Avec le temps, son rapport au corps et au soleil a profondément changé. Vers 38-40 ans, elle a décidé d’abandonner totalement les UV artificiels. Désormais, elle applique systématiquement une crème solaire SPF 50 et supporte beaucoup moins les expositions prolongées.

Longtemps, le bronzage n’a pas été un sujet. Il allait de soi. Il racontait les vacances, le temps libre, une forme de relâchement social. Avoir la peau dorée, c’était simplement revenir de voyage et le montrer. Dans les années 1960 et 1970, il devient même un marqueur de modernité, un signe d’émancipation : celui d’un corps exposé, mobile, affranchi des contraintes anciennes.

Mélanomes exponentiels

Aujourd’hui, ce geste apparemment anodin s’est chargé d’ambivalences. Le hâle n’a pas disparu des imaginaires et continue de signifier la santé, la vitalité, une certaine idée de la beauté, mais il est désormais traversé par des injonctions paradoxales. Se protéger, mais bronzer quand même.

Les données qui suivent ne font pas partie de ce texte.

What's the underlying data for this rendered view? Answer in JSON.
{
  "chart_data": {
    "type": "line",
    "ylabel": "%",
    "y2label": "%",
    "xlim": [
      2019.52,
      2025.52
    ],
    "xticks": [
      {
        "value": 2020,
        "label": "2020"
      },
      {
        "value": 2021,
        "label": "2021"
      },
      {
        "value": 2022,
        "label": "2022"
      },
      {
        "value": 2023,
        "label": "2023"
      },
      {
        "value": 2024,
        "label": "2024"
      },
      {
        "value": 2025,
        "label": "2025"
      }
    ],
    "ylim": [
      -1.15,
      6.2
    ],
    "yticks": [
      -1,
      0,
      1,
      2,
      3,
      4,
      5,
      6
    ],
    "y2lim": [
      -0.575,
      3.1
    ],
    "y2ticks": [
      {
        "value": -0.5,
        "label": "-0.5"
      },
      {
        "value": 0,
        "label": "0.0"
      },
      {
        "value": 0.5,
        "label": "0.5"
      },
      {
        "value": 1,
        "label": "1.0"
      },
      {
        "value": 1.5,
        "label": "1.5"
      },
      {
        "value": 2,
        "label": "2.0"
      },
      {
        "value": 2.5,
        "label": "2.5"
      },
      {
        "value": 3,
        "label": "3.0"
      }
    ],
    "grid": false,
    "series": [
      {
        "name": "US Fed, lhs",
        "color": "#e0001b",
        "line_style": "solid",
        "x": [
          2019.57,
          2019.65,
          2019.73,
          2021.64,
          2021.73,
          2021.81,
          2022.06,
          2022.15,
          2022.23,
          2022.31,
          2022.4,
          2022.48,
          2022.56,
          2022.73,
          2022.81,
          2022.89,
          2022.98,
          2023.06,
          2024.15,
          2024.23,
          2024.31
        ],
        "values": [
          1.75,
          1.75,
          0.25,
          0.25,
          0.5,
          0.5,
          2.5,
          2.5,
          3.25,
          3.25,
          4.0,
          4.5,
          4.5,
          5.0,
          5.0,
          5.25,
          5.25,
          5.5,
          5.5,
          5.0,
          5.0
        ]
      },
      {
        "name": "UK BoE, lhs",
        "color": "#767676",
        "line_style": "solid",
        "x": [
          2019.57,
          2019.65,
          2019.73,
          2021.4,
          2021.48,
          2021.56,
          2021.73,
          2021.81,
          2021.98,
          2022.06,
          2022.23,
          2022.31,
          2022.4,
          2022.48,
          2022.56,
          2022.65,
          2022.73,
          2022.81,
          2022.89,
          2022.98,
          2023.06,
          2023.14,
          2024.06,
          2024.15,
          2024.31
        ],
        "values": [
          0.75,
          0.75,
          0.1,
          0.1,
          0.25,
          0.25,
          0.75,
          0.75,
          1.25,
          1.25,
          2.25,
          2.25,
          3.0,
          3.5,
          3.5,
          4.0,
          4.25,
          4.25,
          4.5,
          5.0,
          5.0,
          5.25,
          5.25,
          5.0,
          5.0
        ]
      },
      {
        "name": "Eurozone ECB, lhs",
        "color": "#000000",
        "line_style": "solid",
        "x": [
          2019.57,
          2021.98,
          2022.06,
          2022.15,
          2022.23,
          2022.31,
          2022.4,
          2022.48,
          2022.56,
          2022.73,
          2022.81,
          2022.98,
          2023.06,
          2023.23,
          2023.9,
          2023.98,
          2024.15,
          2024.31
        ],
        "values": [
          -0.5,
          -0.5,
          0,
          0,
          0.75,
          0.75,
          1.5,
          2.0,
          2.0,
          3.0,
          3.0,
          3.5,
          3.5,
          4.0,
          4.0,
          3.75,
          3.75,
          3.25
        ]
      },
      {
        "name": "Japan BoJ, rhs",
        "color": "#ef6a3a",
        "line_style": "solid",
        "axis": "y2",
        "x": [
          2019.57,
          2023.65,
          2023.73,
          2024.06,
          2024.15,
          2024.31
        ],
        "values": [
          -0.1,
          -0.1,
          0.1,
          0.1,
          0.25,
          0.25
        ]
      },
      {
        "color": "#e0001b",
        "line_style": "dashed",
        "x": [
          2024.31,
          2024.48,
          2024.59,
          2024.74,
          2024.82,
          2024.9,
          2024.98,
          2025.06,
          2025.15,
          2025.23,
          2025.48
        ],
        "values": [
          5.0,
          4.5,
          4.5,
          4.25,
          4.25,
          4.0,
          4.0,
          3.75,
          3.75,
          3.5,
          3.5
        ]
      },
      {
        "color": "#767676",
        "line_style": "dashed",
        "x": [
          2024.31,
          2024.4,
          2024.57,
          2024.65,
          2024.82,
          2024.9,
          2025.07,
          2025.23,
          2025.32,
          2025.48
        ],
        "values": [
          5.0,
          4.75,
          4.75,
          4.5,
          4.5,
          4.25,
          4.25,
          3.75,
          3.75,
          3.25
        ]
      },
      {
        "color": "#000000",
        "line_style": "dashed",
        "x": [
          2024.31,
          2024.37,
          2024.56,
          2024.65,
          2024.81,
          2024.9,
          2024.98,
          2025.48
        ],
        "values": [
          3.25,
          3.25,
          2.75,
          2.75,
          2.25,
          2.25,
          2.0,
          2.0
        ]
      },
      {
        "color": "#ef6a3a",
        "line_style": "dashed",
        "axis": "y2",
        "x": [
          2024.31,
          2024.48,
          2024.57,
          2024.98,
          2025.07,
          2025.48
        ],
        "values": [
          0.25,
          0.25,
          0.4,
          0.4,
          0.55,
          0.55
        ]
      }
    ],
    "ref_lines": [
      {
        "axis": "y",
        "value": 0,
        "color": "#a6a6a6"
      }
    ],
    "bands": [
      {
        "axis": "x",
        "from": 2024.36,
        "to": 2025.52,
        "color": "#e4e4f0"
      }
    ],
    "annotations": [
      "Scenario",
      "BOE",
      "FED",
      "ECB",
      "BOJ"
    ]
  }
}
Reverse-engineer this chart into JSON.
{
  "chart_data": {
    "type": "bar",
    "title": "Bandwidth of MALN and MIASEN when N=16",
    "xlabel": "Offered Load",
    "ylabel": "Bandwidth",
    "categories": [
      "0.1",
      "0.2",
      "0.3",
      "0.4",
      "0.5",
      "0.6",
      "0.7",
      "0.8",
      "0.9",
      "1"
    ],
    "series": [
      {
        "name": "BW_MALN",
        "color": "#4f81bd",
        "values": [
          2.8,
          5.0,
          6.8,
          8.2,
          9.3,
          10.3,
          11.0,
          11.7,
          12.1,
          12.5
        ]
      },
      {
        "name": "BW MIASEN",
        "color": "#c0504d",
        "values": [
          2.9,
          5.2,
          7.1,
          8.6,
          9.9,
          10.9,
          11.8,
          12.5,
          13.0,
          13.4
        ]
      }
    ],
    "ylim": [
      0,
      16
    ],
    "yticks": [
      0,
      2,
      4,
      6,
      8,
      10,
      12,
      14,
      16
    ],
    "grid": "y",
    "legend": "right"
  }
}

En 2026, le bronzage n’est plus seulement une habitude estivale ou un héritage culturel. Avec le développement des réseaux sociaux, il devient un sujet de société complexe, à la croisée de la médecine et de l’esthétique. Une pratique symptomatique d’aspirations contradictoires : savoir versus désir, prudence versus exposition, durée versus instantanéité.